Сесил чувствует, победа не за горами. Отец был прав: вода и камень точит.
– Леди Рич осознает свои проступки, – бубнит Бакхерст, – пришла в ужас, узнав, что ее частное письмо (она искренне этим возмущена) стало достоянием общественности… поклялась не писать ничего, что может быть истолковано… просила прощения за дерзость… сказала, что ее душа не достигнет покоя, пока она не будет иметь счастье вновь узреть ее величество…
Сесил едва слушает. Он думает о садах в Теобальде (с тех пор как он посвятил все свое время делу Эссекса, они пришли в упадок), мысленно набрасывает планы клумб, каждая из которых будет представлять правителей Англии. В центре – клумба, посвященная Елизавете. Что туда посадить? Алые и белые розы, экзотические растения из Нового Света, огненно-рыжие лилии под цвет ее волос.
– …кроме того, – продолжает Бакхерст, – она вручила письмо для ее величества и взяла с меня слово, что я передам его лично в руки.

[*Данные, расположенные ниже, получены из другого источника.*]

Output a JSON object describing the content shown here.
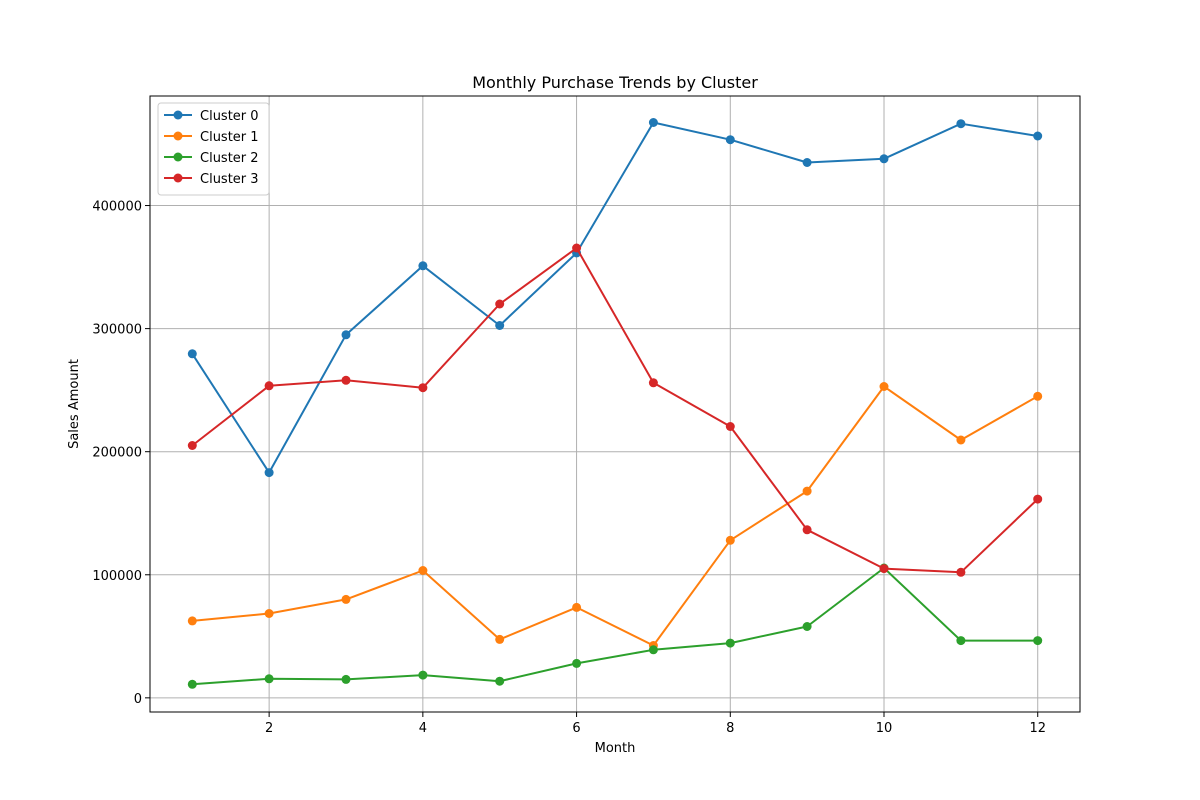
{
  "chart_data": {
    "type": "line",
    "title": "Monthly Purchase Trends by Cluster",
    "xlabel": "Month",
    "ylabel": "Sales Amount",
    "xlim": [
      0.45,
      12.55
    ],
    "ylim": [
      -11500,
      489000
    ],
    "xticks": [
      2,
      4,
      6,
      8,
      10,
      12
    ],
    "yticks": [
      0,
      100000,
      200000,
      300000,
      400000
    ],
    "grid": true,
    "legend_position": "top-left",
    "x": [
      1,
      2,
      3,
      4,
      5,
      6,
      7,
      8,
      9,
      10,
      11,
      12
    ],
    "series": [
      {
        "name": "Cluster 0",
        "color": "#1f77b4",
        "values": [
          279500,
          183000,
          295000,
          351000,
          302500,
          361500,
          467500,
          453500,
          435000,
          438000,
          466500,
          456500
        ]
      },
      {
        "name": "Cluster 1",
        "color": "#ff7f0e",
        "values": [
          62500,
          68500,
          80000,
          103500,
          47500,
          73500,
          42500,
          128000,
          168000,
          253000,
          209500,
          245000
        ]
      },
      {
        "name": "Cluster 2",
        "color": "#2ca02c",
        "values": [
          11000,
          15500,
          15000,
          18500,
          13500,
          28000,
          39000,
          44500,
          58000,
          105500,
          46500,
          46500
        ]
      },
      {
        "name": "Cluster 3",
        "color": "#d62728",
        "values": [
          205000,
          253500,
          258000,
          252000,
          320000,
          365500,
          256000,
          220500,
          136500,
          105000,
          102000,
          161500
        ]
      }
    ]
  }
}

Сесил отрывается от садоводческих планов:
– Письмо? – Не иначе очередные поклепы. Его снова пронзает мысль о злосчастном испанском письме: вдруг оно каким-то образом оказалось у леди Рич? Старые страхи возобновились с новой силой. Наверняка она снова попытается ославить его изменником. В горле пересохло, будто туда песка насыпали. Послание не должно попасть в руки к Елизавете. Однако есть непреодолимое препятствие: нельзя прямо запретить передавать письмо, иначе Бакхерст немедленно доложит королеве. Воистину, леди Рич – само коварство. Сесилу приходит в голову новая мысль: он скопирует текст и удалит компрометирующую информацию, как хирург очищает гнойную рану. Именно так и следует поступить. – Дайте его мне.
– Боюсь, это невозможно…
– Отчего же? – Улыбка превращается в оскал.
– Я отдал письмо ее величеству по пути сюда…
Сесилу трудно дышать.
– Королева с фрейлинами направлялась в часовню. Моя племянница в ее свите. Мне была оказана честь…
Сесила прошибает холодный пот.
– Я решил, это наилучшая возможность передать письмо лично в руки, – продолжает Бакхерст.
Сесил в очередной раз пытается дословно припомнить, что именно писал испанскому послу. Жена смотрит на него обвиняющим взглядом с перекошенной картины. Разумеется, он не был столь опрометчив, чтобы выражаться прямым текстом. Или жажда поскорее заключить мирный договор заставила его забыть об осторожности? Он судорожно хватает ртом воздух.
– Вам нехорошо, милорд? – спрашивает Бакхерст. – Может, позвать лекаря?